The bankruptcy filing earlier this month by WeWork, a coworking space provider,  was characterized as a major blow to office building owners.

“This is going to be a bloodbath” for the office sector,  George Schultze, founder of distressed asset investor Schultze Asset Management LLP, told Chief Investment Officer, a website that providing investment advice to large financial and other institutions.

Amid the Valley glut in empty office space, rents rose the highest year over year in the third quarter in Scottsdale, followed closely by Tempe. (CoStar, Transwestern)

That site said WeWork will be able to terminate dozens of leases in struggling cities especially on the West Coast, where vacancy rates like 34% in San Francisco are not uncommon.

Transwestern bases its quarterly reports on office and industrial space in the Valley by examining single tenant, multi-tenant and owner-user properties that are at least 10,000 square feet, excluding condo and medical office facilities and those properties owned and occupied by a government entity.

“Vacancy rates remain high, at 19.5% across the market, down a bit from last quarter,” it said of Valley office buildings, adding that “net absorption” fell precipitously from the third quarter of 2022 to the thirds quarter of this year.

Net absorption is the sum of square feet that became physically occupied, minus the sum of square feet that became physically vacant during a specific period.  

In the third quarter of 2022, Trans-western’s data showed that meant 90,500 square feet of office space in the Valley remained vacant. That number soared to 426,900 square feet in the third quarter of 2023, Transwestern’s data showed.

The report attributed the massive amount of empty space to a single major project in Tempe.

“Two large blocks of space totaling just under 390,000 square feet at Tempe’s Fountainhead Heights building park hit the market in Q3,” it said. “These spaces are currently under renovation and targeting Q1 2024 occupancy for incoming tenants.”

Transwestern said the Valley is home to 135,776,110 million square feet of office space in buildings with at least 10,000 square feet. Of the total, about a third is considered Class A space.

The report also took note of the third quarter’s economy overall, stating it “seems to have continued resistance to the recession rumors, so far” and suggesting that the Valley’s commercial real estate market has a bright future.

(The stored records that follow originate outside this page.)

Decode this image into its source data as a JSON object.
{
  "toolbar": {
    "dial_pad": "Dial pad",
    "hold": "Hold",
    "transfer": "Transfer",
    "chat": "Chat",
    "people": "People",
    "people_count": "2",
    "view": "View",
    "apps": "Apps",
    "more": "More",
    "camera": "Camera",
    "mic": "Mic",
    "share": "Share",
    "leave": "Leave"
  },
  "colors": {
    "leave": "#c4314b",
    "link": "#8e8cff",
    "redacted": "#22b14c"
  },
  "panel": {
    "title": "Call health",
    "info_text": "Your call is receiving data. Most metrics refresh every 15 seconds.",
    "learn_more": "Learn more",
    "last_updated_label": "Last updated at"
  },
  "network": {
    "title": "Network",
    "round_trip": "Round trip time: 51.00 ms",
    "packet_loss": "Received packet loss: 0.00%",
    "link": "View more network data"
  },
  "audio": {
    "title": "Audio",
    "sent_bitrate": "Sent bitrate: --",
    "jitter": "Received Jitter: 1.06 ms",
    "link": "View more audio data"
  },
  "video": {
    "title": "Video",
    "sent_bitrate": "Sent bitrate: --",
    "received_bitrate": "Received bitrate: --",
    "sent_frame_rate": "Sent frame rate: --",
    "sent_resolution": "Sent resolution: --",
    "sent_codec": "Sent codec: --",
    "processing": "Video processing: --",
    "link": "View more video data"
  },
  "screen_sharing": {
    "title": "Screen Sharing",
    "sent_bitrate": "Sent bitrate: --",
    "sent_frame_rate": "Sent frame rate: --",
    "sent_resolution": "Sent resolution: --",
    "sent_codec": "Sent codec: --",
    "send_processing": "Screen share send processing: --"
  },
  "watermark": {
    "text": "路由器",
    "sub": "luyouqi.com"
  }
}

“FY 2023 was a record-breaking year for new international business prospects,” it said. “Much of the interest in Phoenix has been in the form of advanced manufacturing, but it will positively impact office demand down the road. 

“We expect that Phoenix will continue to command interest from international companies moving forward due to big corporate investments made over the past couple of years coupled with relatively low environmental risk, and a stable economy.”

But more immediately, the report said, new construction is taking a hit.

“Upheaval remained in the Q3 lending world, which seriously influenced the start of new construction,” Transwestern said. 

“The unpredictable nature of interest rates and tighter lending rules have made it challenging for office projects to move from the drawing board to actual construction. Additionally, continued resistance to traditional office structure means we’re in a bit of a stalemate. Everyone’s on the edge, waiting to see where the chips will fall in terms of compromising.”

Among nine key Valley submarkets, downtown Phoenix showed the highest vacancy, with over 4.6 million square feet of empty office space, followed by Scottsdale (3.5 million), Tempe (3.2 million), the Camelback Corridor (2.3 million). 

The overall vacancy rate was in Tempe, with 24.6%, the report said. Scottsdale’s vacancy rate of 17.4% was below the Valley-wide vacancy rate of 19.5%, according to Transwestern.

The vacancy rates were far higher for Class A space in the Valley – located in prestige buildings with prime locations and above-average rent.

Valley-wide, Transwestern said, the vacancy rate for that kind of space was 29.6% last quarter and the area around Phoenix Sky Harbor Airport led all Valley submarkets with a 50% vacancy rate.

Scottsdale’s vacancy rate for Class A space was 21% – lower than the 27.9% vacancy rate in Tempe and the 26.8% for the rest of the East Valley.